After graduation, James kept running to stay clear of racial issues. He got his master’s degree in journalism and went back and forth between being a musician and journalist. Just when he was successful at a newspaper, he would quit. He was afraid to marry and have children who would have to face the same racial problems, though he notes the middle class blacks of the 1980s and 1990s have no idea of the conflicts of the inner city blacks. The only way he knew to stop running was to confront his mother and make a journalistic story of her life. He does a piece for the Philadelphia Inquirer on his mother, and the response is so overwhelming that he decides to work on the book with Ruth. The process of his mother’s reopening the past was painful for her and for him to watch. He sees her “die and be reborn again” (p. 269). As her life is rebuilt by their venture, so is his.

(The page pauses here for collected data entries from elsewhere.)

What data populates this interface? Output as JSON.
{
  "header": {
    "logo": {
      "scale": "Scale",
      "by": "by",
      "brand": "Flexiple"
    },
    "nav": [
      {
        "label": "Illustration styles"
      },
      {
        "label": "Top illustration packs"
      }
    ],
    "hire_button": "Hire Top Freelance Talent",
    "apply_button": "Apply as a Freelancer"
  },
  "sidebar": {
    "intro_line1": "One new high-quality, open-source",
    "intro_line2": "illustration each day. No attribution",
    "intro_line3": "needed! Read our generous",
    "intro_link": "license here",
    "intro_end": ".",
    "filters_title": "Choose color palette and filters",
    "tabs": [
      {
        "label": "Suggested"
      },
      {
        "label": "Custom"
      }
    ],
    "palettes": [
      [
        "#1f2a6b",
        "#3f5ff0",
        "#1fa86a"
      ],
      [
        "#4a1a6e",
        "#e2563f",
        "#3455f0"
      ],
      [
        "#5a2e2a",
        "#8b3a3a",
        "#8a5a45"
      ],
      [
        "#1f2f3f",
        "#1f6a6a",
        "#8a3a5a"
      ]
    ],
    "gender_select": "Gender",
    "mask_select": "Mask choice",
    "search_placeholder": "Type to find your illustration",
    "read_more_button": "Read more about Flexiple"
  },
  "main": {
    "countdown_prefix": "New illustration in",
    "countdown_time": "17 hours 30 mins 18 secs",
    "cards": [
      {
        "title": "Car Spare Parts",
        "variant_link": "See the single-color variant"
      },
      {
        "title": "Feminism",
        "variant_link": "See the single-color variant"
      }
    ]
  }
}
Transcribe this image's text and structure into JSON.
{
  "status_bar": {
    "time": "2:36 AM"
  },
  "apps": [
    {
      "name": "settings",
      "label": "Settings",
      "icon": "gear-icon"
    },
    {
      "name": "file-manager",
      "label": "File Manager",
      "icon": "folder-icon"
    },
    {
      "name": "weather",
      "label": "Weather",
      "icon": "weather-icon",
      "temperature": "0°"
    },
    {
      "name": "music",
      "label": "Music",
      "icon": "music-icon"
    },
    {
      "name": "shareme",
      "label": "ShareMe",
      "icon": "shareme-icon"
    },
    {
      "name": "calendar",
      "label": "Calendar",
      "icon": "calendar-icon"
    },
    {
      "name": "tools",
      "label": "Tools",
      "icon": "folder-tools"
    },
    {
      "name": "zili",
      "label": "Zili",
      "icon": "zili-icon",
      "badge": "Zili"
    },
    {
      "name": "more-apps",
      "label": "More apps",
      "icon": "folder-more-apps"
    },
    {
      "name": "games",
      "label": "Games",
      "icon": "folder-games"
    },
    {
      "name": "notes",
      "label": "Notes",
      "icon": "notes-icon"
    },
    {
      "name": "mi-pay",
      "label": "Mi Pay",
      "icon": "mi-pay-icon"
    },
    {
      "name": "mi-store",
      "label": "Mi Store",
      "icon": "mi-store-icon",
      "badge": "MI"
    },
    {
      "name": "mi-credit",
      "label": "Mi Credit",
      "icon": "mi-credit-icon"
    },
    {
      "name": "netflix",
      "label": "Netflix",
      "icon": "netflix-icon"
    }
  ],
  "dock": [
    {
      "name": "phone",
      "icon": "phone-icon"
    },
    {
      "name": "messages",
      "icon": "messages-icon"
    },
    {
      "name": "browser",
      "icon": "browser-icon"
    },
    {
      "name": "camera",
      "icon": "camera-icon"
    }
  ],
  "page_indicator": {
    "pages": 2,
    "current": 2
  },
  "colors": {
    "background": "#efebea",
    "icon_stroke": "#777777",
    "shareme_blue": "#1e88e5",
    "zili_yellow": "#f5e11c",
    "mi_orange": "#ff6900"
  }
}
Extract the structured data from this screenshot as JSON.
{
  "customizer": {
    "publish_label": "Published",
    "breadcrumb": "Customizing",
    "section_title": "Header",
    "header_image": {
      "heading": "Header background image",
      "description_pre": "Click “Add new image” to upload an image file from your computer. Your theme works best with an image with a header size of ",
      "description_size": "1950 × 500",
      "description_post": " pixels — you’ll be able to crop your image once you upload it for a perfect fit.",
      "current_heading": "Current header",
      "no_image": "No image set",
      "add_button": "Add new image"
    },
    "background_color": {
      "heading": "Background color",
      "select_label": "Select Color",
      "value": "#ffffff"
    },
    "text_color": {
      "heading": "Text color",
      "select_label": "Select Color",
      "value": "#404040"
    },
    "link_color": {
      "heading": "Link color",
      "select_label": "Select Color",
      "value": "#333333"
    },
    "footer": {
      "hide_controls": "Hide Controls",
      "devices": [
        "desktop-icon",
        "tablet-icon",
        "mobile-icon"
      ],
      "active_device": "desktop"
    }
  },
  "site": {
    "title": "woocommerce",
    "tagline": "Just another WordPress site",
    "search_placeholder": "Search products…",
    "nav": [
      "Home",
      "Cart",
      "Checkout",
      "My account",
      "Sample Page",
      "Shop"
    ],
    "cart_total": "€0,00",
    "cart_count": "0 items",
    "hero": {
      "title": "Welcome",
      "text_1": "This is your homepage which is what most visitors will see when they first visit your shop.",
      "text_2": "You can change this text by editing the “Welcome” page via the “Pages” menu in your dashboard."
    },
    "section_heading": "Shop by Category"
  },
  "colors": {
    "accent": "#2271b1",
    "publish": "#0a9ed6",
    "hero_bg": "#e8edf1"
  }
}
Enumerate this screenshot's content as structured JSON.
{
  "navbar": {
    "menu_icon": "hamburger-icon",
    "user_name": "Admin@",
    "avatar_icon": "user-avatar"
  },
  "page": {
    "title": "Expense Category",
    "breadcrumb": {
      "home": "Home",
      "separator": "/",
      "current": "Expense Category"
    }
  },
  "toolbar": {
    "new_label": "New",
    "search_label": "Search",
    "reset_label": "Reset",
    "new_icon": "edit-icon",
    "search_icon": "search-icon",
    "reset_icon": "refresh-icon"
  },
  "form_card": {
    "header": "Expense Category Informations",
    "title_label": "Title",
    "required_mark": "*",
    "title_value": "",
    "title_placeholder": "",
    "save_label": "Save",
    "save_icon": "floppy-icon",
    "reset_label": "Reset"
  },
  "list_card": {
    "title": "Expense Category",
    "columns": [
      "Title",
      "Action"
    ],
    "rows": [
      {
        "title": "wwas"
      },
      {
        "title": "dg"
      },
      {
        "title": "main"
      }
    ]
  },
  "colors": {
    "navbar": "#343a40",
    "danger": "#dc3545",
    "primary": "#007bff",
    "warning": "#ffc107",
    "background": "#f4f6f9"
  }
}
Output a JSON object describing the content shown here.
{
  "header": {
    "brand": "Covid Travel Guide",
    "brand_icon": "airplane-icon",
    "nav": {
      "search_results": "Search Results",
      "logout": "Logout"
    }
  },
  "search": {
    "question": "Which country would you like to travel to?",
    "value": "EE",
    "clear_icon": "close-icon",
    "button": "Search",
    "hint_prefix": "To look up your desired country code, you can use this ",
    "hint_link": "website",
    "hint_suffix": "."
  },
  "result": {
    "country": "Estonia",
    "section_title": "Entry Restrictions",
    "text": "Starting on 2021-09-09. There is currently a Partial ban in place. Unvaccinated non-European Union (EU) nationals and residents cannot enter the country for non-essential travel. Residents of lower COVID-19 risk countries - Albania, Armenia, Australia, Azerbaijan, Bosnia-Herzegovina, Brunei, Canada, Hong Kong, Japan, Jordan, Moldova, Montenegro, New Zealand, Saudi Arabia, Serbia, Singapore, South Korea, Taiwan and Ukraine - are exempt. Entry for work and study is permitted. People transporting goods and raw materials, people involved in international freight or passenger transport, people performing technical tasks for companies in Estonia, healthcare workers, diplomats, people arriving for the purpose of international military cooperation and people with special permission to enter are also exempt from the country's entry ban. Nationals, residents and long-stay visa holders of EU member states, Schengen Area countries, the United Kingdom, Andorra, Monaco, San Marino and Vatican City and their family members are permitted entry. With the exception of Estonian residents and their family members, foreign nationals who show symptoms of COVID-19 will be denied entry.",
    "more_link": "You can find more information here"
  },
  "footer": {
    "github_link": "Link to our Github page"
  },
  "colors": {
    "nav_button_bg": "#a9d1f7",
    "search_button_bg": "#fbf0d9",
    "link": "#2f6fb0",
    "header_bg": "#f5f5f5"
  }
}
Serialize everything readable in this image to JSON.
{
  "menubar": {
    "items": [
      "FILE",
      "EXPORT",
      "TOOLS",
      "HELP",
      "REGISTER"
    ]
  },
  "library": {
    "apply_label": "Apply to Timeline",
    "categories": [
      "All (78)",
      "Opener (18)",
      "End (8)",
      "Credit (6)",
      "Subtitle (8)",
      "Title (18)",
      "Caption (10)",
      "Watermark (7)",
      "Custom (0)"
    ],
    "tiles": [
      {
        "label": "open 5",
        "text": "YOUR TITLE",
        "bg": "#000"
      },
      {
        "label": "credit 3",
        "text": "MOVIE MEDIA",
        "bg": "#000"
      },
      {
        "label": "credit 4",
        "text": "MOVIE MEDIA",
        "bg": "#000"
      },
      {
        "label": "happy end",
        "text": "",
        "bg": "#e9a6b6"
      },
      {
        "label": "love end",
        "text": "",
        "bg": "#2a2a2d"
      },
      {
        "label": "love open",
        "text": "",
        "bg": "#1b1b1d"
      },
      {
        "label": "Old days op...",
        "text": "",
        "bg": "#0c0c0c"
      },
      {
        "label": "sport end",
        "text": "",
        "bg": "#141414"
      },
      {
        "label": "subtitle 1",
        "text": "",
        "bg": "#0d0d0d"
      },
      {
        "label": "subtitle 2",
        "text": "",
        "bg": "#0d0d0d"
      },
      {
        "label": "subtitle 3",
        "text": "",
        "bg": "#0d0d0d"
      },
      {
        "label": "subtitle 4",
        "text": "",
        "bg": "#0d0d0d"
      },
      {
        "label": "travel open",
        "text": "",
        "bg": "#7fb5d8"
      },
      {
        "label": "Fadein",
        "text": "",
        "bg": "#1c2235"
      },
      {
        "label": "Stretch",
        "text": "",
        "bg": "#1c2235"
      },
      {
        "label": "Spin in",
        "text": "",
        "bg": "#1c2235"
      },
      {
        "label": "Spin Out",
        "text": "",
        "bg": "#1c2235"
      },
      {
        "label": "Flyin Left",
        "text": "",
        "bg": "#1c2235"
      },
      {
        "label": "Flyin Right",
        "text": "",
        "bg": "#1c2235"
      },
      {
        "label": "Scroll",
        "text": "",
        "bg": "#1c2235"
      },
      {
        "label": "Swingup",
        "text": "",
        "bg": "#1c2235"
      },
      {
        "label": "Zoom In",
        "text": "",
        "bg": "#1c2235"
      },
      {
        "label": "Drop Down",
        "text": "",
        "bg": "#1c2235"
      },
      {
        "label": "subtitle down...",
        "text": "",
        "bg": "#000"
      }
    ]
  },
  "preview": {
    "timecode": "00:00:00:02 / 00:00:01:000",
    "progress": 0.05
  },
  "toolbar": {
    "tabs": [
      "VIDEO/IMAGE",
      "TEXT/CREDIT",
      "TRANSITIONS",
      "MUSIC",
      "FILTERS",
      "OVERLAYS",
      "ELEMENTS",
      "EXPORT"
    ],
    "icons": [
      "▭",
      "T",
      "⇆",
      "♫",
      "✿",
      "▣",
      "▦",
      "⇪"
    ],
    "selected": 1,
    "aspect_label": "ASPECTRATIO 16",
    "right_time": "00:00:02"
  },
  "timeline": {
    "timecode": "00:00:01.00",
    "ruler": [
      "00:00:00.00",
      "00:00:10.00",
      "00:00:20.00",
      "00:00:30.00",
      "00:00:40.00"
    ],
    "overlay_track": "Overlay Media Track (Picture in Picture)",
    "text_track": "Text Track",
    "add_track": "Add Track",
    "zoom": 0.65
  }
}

At the age of sixty-five, Ruth gets a college degree in social work and becomes a volunteer in a social service agency for unwed mothers. Now she drives, takes yoga, and visits her friends at Red Hook. Finally, she takes a trip back to Suffolk, and then to Portsmouth, Virginia, to meet her old friend Frances. She and Frances pick up their friendship in old age. James concludes he is glad his mother came over to the African-American side, and tells all the names of her children, their degrees and professions.
Commentary on Chapter 25: Finding Ruthie
In fact, Ruth McBride Jordan did not die until January, 2010, according to a tribute on James McBride’s website. The last chapter gives perspective on an extraordinary life, with a gutsy old woman getting her college degree and making a contribution when she should be retiring. The list of children and their professions does more than anything else to get across Ruth’s determination. Without education herself, or any prestige, contacts, or money, she managed to foster two doctors, a Ph.D. department chair at Columbia, a staff psychologist, a nurse midwife, a professor of chemistry, a journalist, a special education teacher, a computer consultant, a high school teacher, and two business managers. James describes all the children, spouses, and grandchildren as an “army” (p. 277).